Comme dans toutes les églises de France, le clergé est peu nombreux dans celles de Bordeaux. Les séminaires, pensionnats, assistent aux offices, le dimanche, dans leurs chapelles. Les élèves des frères seuls viennent aux offices de leurs paroisses respectives, mais ils ne sont pas au chœur. On leur réserve une place dans l’un des côtés de l’église où ils sont confondus avec le commun des fidèles.

Bordeaux possède un magnifique jardin public. Dans ses allées ombreuses, les dames du quartier des Chartreux vont passer l’après-midi avec leurs enfants et leurs bonnes. Le soir, la musique militaire donne un concert trois fois par semaine. Pour deux sous, on a une chaise et l’on passe une heure fort agréable. Dans les chaleurs du mois dernier, je me suis souvent payé ce luxe.

Le chef-lieu de la Gironde se vante, à juste droit, d’avoir le plus beau théâtre de la France, après le Grand-Opéra de Paris. Cet édifice est réellement très beau ; construit, il y a un siècle, par l’architecte Louis, il a toujours fait l’admiration des étrangers par la pureté classique de ses lignes.

Il y a trois autres théâtres qui n’ont aucune espèce de valeur au point de vue de l’architecture. À l’égard de l’intérieur, je ne saurais te renseigner, car je ne suis jamais allé au théâtre depuis que je suis sur les bords de la Garonne.

Comme dans toutes les grandes villes, on trouve à Bordeaux des cafés-concerts, bals publics, etc., mais je ne les connais que par les affiches que je vois au coin des rues. Je n’en sais donc pas plus long que toi sur les amusements du peuple souverain de l’ancienne capitale de l’Aquitaine.

À propos de Bordeaux, je t’ai envoyé un plan de la ville ; tu ne m’en as jamais parlé. C’est dans le mois de janvier que je t’ai fait cet envoi. L’as-tu reçu ?

Le Bordelais est aussi blagueur que le Parisien et il est beaucoup plus causeur ; au fond bon enfant. Les femmes, dans les boutiques, sont fort peu polies. Quelle différence avec la boutiquière de Paris, qui vous fait tout aussi bon accueil si vous faites une emplette de deux sous que si vous lui achetez pour cent francs.

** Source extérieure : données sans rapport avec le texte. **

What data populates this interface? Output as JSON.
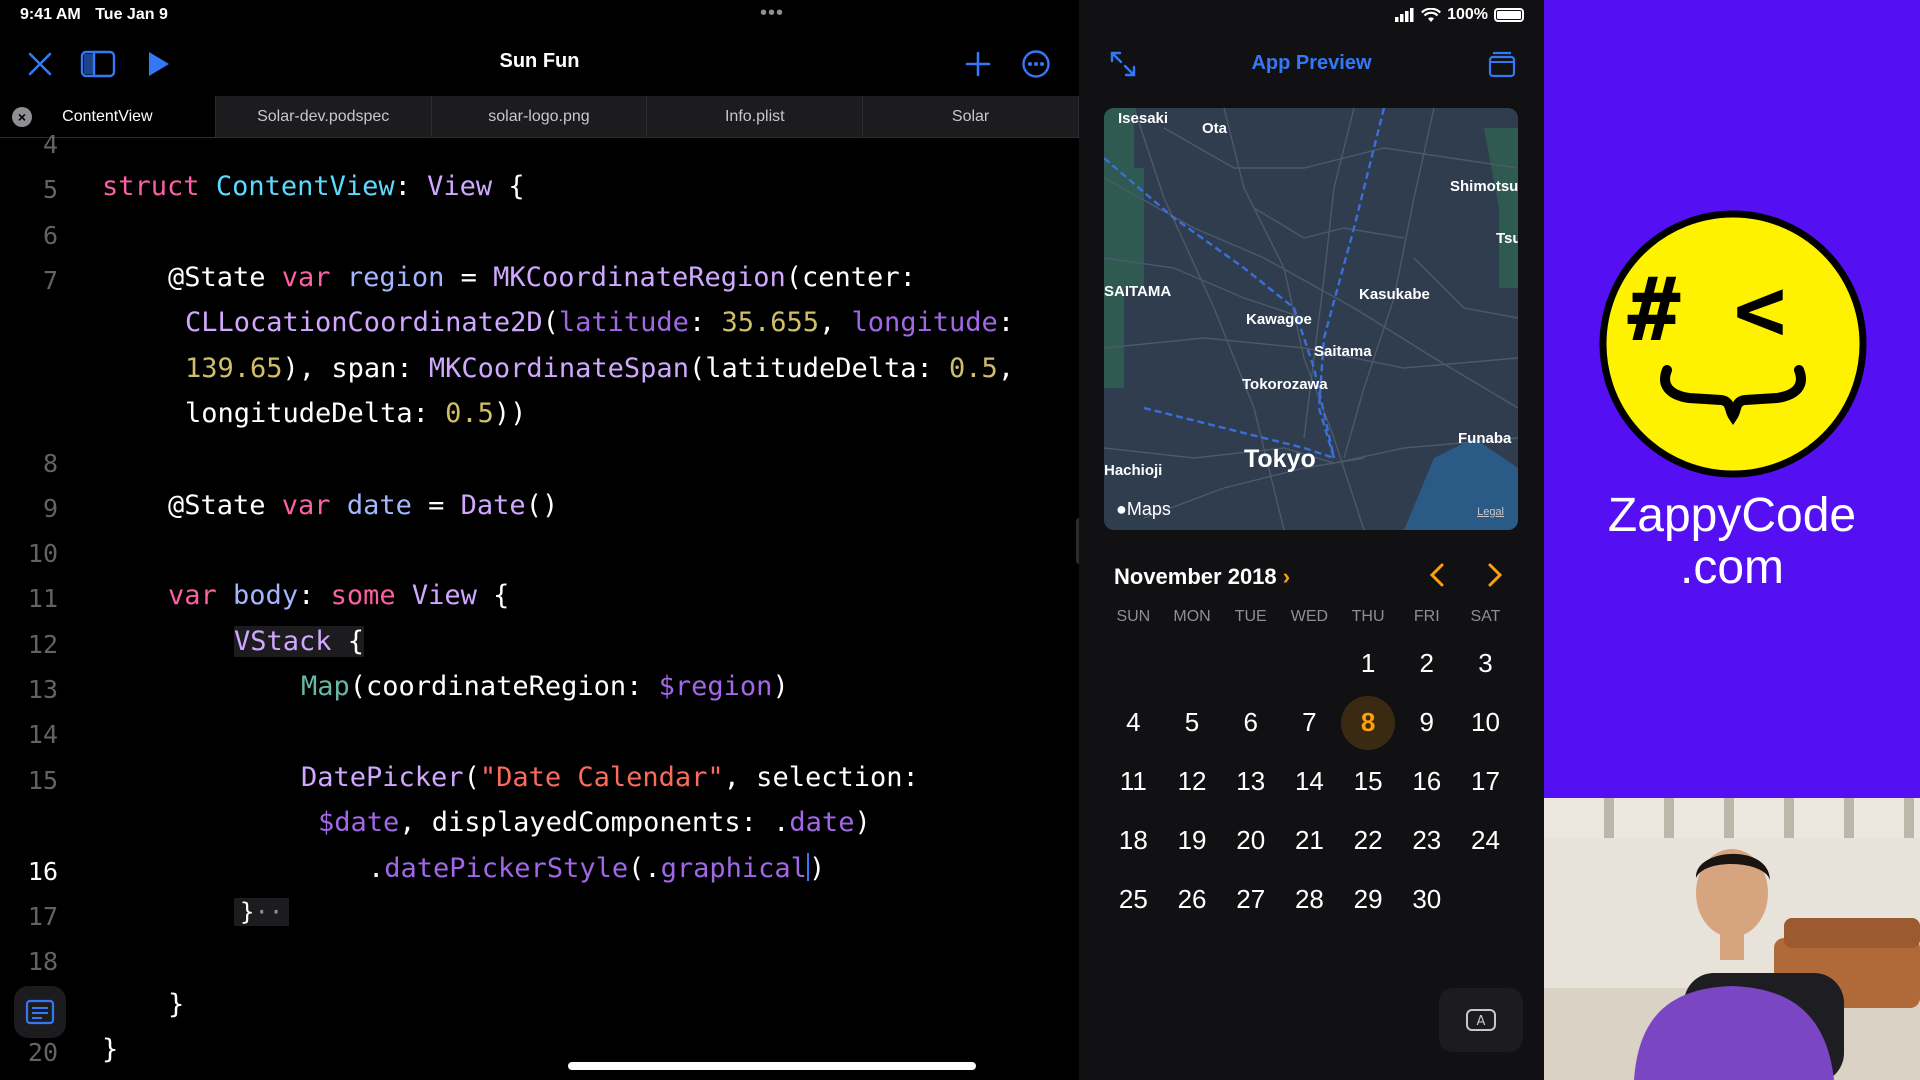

En dehors du commerce des liquides et de tout ce qui s’y rattache, il n’y a pas de grandes industries à Bordeaux. Les millionnaires sont ici très nombreux, ce qui fait que l’association est moins nécessaire que dans des pays moins riches. Il y a quelques maisons d’armateurs qui ont quarante ou cinquante navires sur mer. Comme je crois te l’avoir dit, il y a dans cette ville un très grand luxe de vêtements et de voitures et, pour aller dans la société, il faut avoir du foin dans ses bottes.

Me voici rendu au bout de mon papier et de mes renseignements sur la capitale de la Gascogne.

Mes amitiés à ta femme.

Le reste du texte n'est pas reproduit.